Photo : Collection personnelle Zoheir Ferdjioui & Amel Tnani

Selma Ferdjioui avec son papa, en randonnée à Sainte-Rose-du-Nord, devant le majestueux fjord du Saguenay.

Le couple avait tant à coeur de réussir que lorsqu'il a quitté Chicoutimi pour Laval, il y a deux ans, les au revoir ont été déchirants. Le Dr Ferdjioui était si enraciné qu'il était passé d'immigrant à chef du département de pédiatrie de l'Hôpital de Chicoutimi. Ce gentleman aventurier et amoureux de plein air a fait maintes levées de fonds : il connaissait tout le monde en ville! Il est notamment l'instigateur du Doc Show, un band unique au monde composé de 14 médecins qui montent des spectacles dans un but caritatif. Leur troisième levée de fonds, le 6 décembre prochain au profit de la guignolée de Chicoutimi, couvre rien de moins que la première partie du spectacle de Roch Voisine. L'enracinement n'est pas ici qu'un simple concept. C'est une décennie dans la vie du couple, et un tournant dans le destin de ses enfants.

« S'intégrer ne signifie pas renier ses origines, explique Zoheir. Je suis Algérien; ma femme, Tunisienne. Ça va toujours rester. Mais après plus d'une décennie de vie, d'apprentissages, de voyages, d'amitiés créées, nous sommes aussi devenus Québécois. » - Zoheir Ferdjioui

Photo : Collection personnelle Zoheir Ferdjioui & Amel Tnani

Zoheir Ferdjioui au sommet du Kilimandjaro, en Tanzanie, juste avant de se faire raser la tête au profit de LEUCAN.

« Nous avons adopté vos expressions, "là, là", on tripe sur les Cowboys fringants et on a offert le CD de Jean Leloup - celui où il chante Alger - à la moitié de l'Algérie.
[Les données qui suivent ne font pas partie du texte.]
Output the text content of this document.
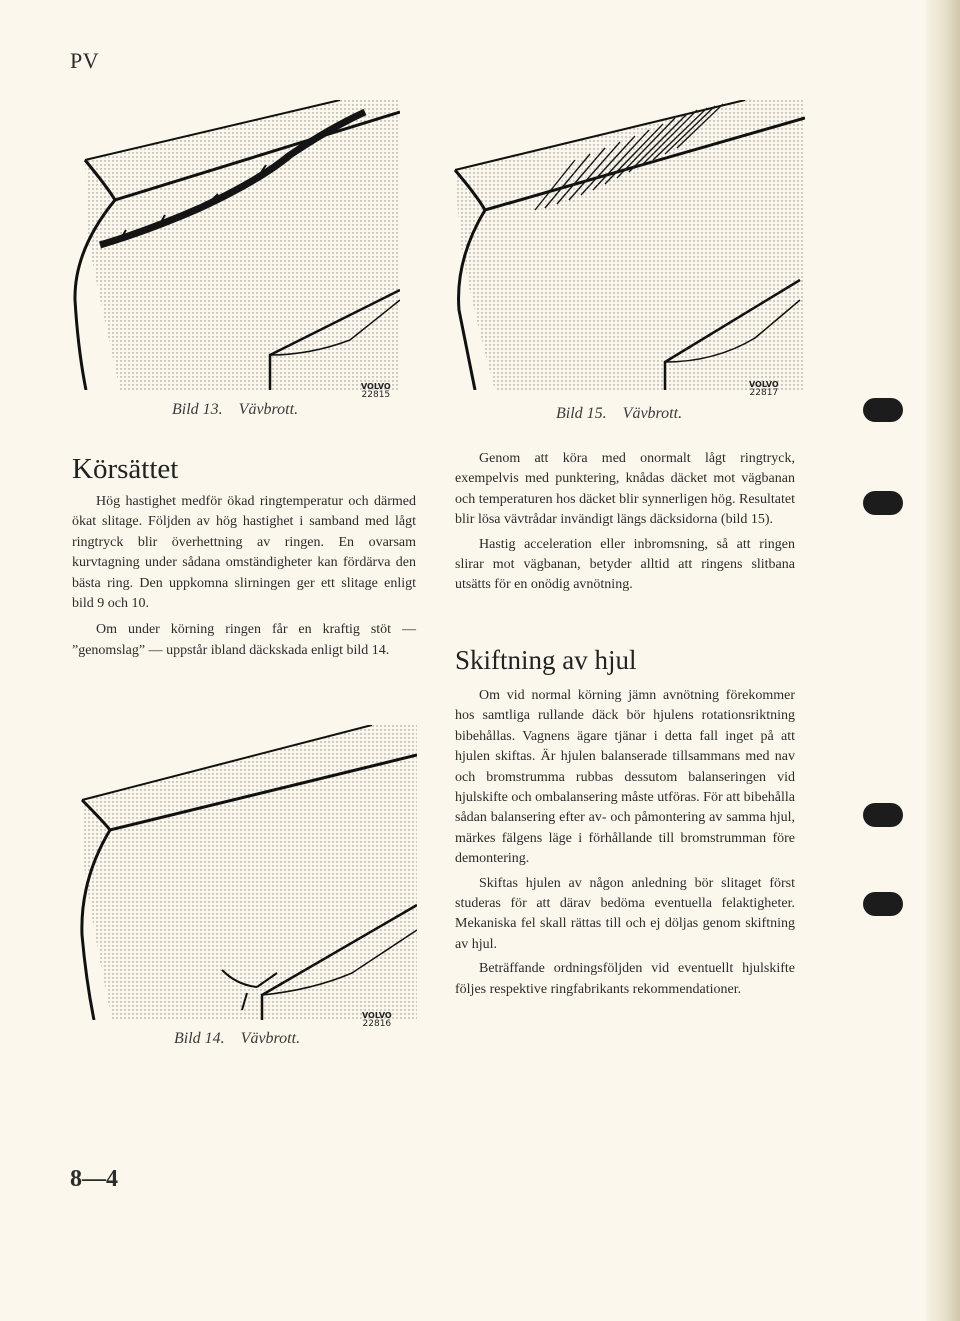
PV
Bild 13. Vävbrott.
VOLVO
22815
Bild 15. Vävbrott.
VOLVO
22817
Körsättet

Hög hastighet medför ökad ringtemperatur och därmed ökat slitage. Följden av hög hastighet i samband med lågt ringtryck blir överhettning av ringen. En ovarsam kurvtagning under sådana omständigheter kan fördärva den bästa ring. Den uppkomna slirningen ger ett slitage enligt bild 9 och 10.

Om under körning ringen får en kraftig stöt — ”genomslag” — uppstår ibland däckskada enligt bild 14.

Bild 14. Vävbrott.
VOLVO
22816

Genom att köra med onormalt lågt ringtryck, exempelvis med punktering, knådas däcket mot vägbanan och temperaturen hos däcket blir synnerligen hög. Resultatet blir lösa vävtrådar invändigt längs däcksidorna (bild 15).

Hastig acceleration eller inbromsning, så att ringen slirar mot vägbanan, betyder alltid att ringens slitbana utsätts för en onödig avnötning.

Skiftning av hjul

Om vid normal körning jämn avnötning förekommer hos samtliga rullande däck bör hjulens rotationsriktning bibehållas. Vagnens ägare tjänar i detta fall inget på att hjulen skiftas. Är hjulen balanserade tillsammans med nav och bromstrumma rubbas dessutom balanseringen vid hjulskifte och ombalansering måste utföras. För att bibehålla sådan balansering efter av- och påmontering av samma hjul, märkes fälgens läge i förhållande till bromstrumman före demontering.

Skiftas hjulen av någon anledning bör slitaget först studeras för att därav bedöma eventuella felaktigheter. Mekaniska fel skall rättas till och ej döljas genom skiftning av hjul.

Beträffande ordningsföljden vid eventuellt hjulskifte följes respektive ringfabrikants rekommendationer.

8—4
Amel fait la meilleure tourtière de tout le Lac-Saint-Jean, on raffole du gibier, des betteraves et de la sauce à spaghetti, on fait de la raquette et du ski, et, comme tout bon Québécois, on apporte du sirop d'érable quand on retourne au Maghreb...»

Leur maison est remplie de tableaux et de sculptures qui proviennent de partout au Québec. Ces oeuvres côtoient les poteries de la belle-soeur de Zoheir, une artiste algérienne, et l'argenterie de la grand-mère d'Amel. « C'est ça, chez nous, lance le Dr Ferdjioui avec toute sa passion méditerranéenne. Quand on est à l'étranger, on dit qu'on vient du Saguenay! Notre coeur, notre tête, notre maison, le sang qui coule dans les veines de nos enfants, tout ça est un beau mélange. Selma et Samy connaissent leur histoire : c'est leur empreinte et on y tient. Mais nos enfants sont aussi deux Québécois qui vivent en Amérique. C'est ça, pour nous, prendre racine : s'ouvrir à d'autres possibles. »

Photo : Collection personnelle Zoheir Ferdjioui & Amel Tnani

Zoheir Ferdjioui dans un solo qui démontre toute sa passion.